Some stools have the shapes of such animals as the elephant, the leopard, the lion in their middle parts. These signify the greatness and bravery of chiefs. Find out more about such symbols on stools.

(e) Examples of Symbols from Some Communities

In Ghana, when a chief appears in state at a national festival or a durbar, it is customary for all the regalia to be displayed.

Stools and Skins of certain animals are the most important of the chief's regalia. Stools are found among the Akans, the Ewes, the Ga-Adangmes and other ethnic groups in the southern part of Ghana. Skins are usually used in the Northern and Upper Regions.

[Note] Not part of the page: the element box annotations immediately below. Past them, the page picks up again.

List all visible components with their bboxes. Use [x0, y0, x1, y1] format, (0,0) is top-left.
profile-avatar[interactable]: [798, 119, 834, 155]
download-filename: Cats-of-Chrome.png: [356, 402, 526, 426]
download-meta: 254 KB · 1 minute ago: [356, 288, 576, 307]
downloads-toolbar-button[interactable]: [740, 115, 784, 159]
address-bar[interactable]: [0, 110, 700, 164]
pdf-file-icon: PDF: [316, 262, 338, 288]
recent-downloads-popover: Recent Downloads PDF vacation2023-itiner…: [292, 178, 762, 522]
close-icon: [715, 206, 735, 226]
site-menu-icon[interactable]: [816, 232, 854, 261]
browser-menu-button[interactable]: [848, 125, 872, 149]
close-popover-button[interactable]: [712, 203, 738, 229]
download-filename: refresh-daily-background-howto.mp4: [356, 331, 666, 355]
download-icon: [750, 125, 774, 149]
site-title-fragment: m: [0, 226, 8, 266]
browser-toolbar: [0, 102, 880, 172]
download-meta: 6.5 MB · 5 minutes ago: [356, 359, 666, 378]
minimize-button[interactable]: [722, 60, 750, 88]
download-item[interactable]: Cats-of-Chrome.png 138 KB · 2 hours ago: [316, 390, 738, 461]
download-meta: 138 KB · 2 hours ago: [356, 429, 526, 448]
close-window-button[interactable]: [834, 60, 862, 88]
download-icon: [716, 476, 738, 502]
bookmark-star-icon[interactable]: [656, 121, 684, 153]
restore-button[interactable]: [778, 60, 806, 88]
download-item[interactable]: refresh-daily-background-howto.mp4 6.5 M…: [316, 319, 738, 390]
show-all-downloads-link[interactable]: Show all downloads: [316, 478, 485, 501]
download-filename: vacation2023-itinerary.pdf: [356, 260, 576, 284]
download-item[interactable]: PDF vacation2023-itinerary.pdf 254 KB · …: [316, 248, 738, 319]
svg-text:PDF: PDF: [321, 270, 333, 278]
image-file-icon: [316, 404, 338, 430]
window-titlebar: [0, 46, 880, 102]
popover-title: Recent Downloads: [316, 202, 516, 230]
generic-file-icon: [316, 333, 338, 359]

The Chiefs of the Northern and Upper Regions use the skins of wild animals such as the lion, the tiger, the leopard, etc., as symbols to signify their authority.

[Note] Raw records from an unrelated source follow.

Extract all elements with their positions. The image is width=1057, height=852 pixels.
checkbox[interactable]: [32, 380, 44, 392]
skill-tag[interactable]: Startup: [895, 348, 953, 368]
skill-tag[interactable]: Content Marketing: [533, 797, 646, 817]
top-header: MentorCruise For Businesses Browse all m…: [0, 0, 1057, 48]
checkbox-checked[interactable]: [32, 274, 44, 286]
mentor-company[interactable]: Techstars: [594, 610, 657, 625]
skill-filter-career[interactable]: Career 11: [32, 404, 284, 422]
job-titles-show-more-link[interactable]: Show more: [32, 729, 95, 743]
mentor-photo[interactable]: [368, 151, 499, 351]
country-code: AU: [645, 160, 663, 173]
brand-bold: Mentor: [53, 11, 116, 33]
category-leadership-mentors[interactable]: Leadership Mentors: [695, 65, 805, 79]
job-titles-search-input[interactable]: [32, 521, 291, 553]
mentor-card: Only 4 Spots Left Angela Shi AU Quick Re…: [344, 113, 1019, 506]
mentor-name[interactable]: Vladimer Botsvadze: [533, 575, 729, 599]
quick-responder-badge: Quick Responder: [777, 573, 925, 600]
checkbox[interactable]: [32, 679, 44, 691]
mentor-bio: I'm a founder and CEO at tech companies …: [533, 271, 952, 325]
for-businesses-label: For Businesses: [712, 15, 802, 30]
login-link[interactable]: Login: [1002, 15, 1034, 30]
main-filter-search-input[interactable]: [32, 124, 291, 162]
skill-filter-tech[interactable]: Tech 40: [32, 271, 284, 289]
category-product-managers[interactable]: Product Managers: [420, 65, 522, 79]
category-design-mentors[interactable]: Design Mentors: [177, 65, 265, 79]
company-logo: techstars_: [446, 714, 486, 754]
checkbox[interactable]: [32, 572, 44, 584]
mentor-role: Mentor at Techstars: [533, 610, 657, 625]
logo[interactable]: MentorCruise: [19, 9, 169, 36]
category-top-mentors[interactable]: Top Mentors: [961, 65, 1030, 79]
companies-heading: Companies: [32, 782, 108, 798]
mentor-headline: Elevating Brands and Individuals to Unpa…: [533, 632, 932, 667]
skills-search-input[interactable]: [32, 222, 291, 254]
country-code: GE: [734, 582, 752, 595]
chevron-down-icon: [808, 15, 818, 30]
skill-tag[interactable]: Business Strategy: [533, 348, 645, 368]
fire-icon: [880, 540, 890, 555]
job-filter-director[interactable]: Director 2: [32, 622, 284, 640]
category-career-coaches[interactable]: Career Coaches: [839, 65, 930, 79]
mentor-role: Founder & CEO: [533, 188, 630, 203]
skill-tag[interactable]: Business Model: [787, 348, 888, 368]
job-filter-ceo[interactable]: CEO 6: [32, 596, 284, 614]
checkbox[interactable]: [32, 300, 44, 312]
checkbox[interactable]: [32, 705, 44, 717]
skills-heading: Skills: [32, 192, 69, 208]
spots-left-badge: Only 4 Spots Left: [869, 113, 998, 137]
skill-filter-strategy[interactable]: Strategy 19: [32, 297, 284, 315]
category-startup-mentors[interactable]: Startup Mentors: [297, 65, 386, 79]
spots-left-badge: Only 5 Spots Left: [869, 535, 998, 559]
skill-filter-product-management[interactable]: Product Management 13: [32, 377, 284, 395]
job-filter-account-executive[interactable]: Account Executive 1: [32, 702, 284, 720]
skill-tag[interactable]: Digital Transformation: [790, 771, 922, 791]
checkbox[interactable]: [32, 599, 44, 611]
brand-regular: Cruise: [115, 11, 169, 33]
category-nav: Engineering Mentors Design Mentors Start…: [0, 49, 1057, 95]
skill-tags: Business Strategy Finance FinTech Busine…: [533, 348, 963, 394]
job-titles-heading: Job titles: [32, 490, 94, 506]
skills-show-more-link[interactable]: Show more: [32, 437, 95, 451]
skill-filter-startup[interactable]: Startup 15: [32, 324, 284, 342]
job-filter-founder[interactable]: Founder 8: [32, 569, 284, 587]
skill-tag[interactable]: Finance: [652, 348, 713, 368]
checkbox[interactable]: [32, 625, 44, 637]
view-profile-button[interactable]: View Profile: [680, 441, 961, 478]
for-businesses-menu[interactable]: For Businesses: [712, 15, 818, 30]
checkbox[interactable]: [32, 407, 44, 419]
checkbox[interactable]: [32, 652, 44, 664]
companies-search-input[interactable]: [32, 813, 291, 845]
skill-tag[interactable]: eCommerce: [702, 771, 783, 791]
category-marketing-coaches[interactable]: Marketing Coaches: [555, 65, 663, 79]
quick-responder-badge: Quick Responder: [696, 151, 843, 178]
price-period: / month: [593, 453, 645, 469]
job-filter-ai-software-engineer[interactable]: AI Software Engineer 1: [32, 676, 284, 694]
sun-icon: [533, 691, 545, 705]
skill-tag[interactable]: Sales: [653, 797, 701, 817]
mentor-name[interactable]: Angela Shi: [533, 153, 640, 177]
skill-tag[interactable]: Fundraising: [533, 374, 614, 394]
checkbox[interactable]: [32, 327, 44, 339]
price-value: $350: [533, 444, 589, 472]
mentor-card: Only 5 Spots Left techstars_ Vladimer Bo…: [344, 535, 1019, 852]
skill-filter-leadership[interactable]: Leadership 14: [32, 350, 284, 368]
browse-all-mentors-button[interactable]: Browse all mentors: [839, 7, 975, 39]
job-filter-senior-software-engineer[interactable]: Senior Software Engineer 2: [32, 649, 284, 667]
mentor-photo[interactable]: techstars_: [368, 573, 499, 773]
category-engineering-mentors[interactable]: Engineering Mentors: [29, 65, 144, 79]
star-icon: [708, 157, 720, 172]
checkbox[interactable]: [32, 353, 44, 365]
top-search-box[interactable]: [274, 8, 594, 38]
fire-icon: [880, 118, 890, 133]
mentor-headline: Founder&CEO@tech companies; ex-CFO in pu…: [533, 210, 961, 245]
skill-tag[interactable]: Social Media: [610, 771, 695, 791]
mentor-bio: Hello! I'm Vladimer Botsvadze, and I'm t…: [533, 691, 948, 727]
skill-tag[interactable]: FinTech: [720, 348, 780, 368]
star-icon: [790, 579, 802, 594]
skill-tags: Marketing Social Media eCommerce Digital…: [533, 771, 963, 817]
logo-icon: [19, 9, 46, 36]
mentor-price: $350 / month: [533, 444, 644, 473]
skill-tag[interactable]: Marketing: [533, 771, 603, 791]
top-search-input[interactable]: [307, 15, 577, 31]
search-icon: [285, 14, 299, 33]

Historically Ghana is made up of a number of traditional states. Each of them has its own emblem that identifies it. The following are emblems of some states:

i. The Akwamu State

The Akwamu state emblem is a stool on which is a lion with fire coming out of its mouth.

ii. The Effutu State

The Effutu state emblem is a stool with a sword and a deer. According to tradition, the founder of the state, who naturally became the first king of the people, had a war god called “Penkye Otoo.” This god helped the people in many ways. Every year, the people made a human sacrifice to the god. As time passed, this human sacrifice was stopped. Instead of human sacrifice, the tiger was chosen. The tiger was later found to be the worst substitute because many lives were lost in obtaining it alive. Finally, the deer was selected with the consent of the god. This is why the Effutu people celebrate the “Deer-Hunt Festival.”

iii. Yilo Krobo State

The emblem of the Yilo Krobo is a stool on a crocodile. This came about when Kroboland was attacked and defeated by a powerful Asante army. All the ethnic groups in Kroboland sent two messengers to Asante to make peace with them. The Asante asked the Krobo to pay war fees before an agreement for peace could be signed. A rich man among the Krobos, by name Padi Keteku, agreed to pay the money if only his people would make him their ruler. They were also to consider him as a crocodile whose call they should attend to promptly. When the Asantehene learnt that Padi Keteku was his grandon, he sent a stool to him and asked him to rule the land in his name. This is how the stool and the crocodile became the state emblem.